Critique : Election 1

Jean-Noël Nicolau | 2 janvier 2007
Jean-Noël Nicolau | 2 janvier 2007

Débuter l'année 2007 avec une œuvre titrée Election semble devoir engendrer d'inévitables comparaisons avec l'actualité politique française. Mais mis à part son nom, le film de Johnnie To s'avère pour le moins très éloigné de la description d'un processus démocratique visant à désigner un dirigeant dans les cadres de la loi. En effet, en contant le difficile passage de pouvoir au sein d'une triade, lorsque deux parrains jouent du cash et des menaces pour obtenir des voix, le réalisateur s'inscrit évidemment dans la chronique mafieuse et non dans le pamphlet politique. Néanmoins, on pourra toujours trouver moyen de dresser des parallèles, plus ou moins justes et audacieux, mais on admettra que l'on imagine assez mal nos candidats présidentiels régler leurs comptes de manière aussi musclée.

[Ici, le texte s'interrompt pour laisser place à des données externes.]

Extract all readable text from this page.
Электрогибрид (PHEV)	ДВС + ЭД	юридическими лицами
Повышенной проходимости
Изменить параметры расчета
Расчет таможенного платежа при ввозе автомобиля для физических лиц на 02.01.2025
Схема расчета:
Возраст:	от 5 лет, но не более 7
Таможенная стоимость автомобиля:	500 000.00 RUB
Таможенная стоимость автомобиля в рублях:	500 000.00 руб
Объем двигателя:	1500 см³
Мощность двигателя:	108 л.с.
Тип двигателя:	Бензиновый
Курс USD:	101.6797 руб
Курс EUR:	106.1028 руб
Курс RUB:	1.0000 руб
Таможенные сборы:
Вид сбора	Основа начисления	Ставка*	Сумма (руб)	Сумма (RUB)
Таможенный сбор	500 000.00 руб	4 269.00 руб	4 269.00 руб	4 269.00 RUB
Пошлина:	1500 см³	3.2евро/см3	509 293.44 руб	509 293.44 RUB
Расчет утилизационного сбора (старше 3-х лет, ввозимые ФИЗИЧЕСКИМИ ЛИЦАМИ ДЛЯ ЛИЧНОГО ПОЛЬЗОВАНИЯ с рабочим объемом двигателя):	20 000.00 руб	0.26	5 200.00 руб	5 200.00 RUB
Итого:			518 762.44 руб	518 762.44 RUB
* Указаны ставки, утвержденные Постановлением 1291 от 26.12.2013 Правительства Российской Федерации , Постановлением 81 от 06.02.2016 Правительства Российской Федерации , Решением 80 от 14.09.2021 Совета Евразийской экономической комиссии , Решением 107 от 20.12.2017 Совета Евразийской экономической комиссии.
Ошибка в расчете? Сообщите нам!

La mise en scène de Johnnie To, ainsi que son style narratif, sont devenus immédiatement reconnaissables. Mouvements de caméra généreux, photographie contrastée peu avare en superbes clairs obscurs, et un rythme reposant sur un habile mélange de suspens nerveux et d'amplitude descriptive. On cause beaucoup au sein de Election, moins en promesses qu'en intimidations. Une guerre au sein de la triade se prépare, elle est imminente, tellement prévisible que le scénario ne cesse de l'esquiver, enferme les principaux protagonistes dans des cellules de prison pendant les deux tiers de l'histoire, digresse vers la poursuite d'un petit bâton sculpté, symbole dérisoire de l'autorité.

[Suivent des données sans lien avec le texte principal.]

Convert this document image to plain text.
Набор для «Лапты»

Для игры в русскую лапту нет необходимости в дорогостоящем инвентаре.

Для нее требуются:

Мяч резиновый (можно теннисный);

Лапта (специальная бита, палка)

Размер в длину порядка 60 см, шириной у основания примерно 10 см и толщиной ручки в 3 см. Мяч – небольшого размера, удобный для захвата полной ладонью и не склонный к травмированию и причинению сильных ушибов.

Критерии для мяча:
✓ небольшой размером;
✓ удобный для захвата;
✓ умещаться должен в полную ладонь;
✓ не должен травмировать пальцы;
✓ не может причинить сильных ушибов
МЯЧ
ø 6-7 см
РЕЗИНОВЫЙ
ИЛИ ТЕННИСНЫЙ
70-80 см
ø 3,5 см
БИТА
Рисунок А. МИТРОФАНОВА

La première, et unique, scène d'action intervient au bout d'une heure, brutale et belle, à la machette, où peinture et sang viennent dessiner les masques d'une tribalité originelle. Rare, pas un seul coup de feu ne sera tiré, la violence d'Election culmine dans sa dernière séquence, où le conflit, repoussé, calmé, mais finalement nécessaire, explose dans un minimalisme intense. Les coups font mal, d'autant plus que la virtuosité de la caméra de To aura détourné notre attention. On admirait un ballet de travellings brillants et de dialogues ciselés, la conclusion nous ramène vers l'âpreté des polars les plus réalistes. Ces élections trouvent leur source dans les rites barbares, la société moderne peut essayer d'intervenir avec sa technologie, sa police, ses lois, les codes sont ancestraux, le pouvoir doit être absolu et les pactes s'envolent aussi vite que les paroles.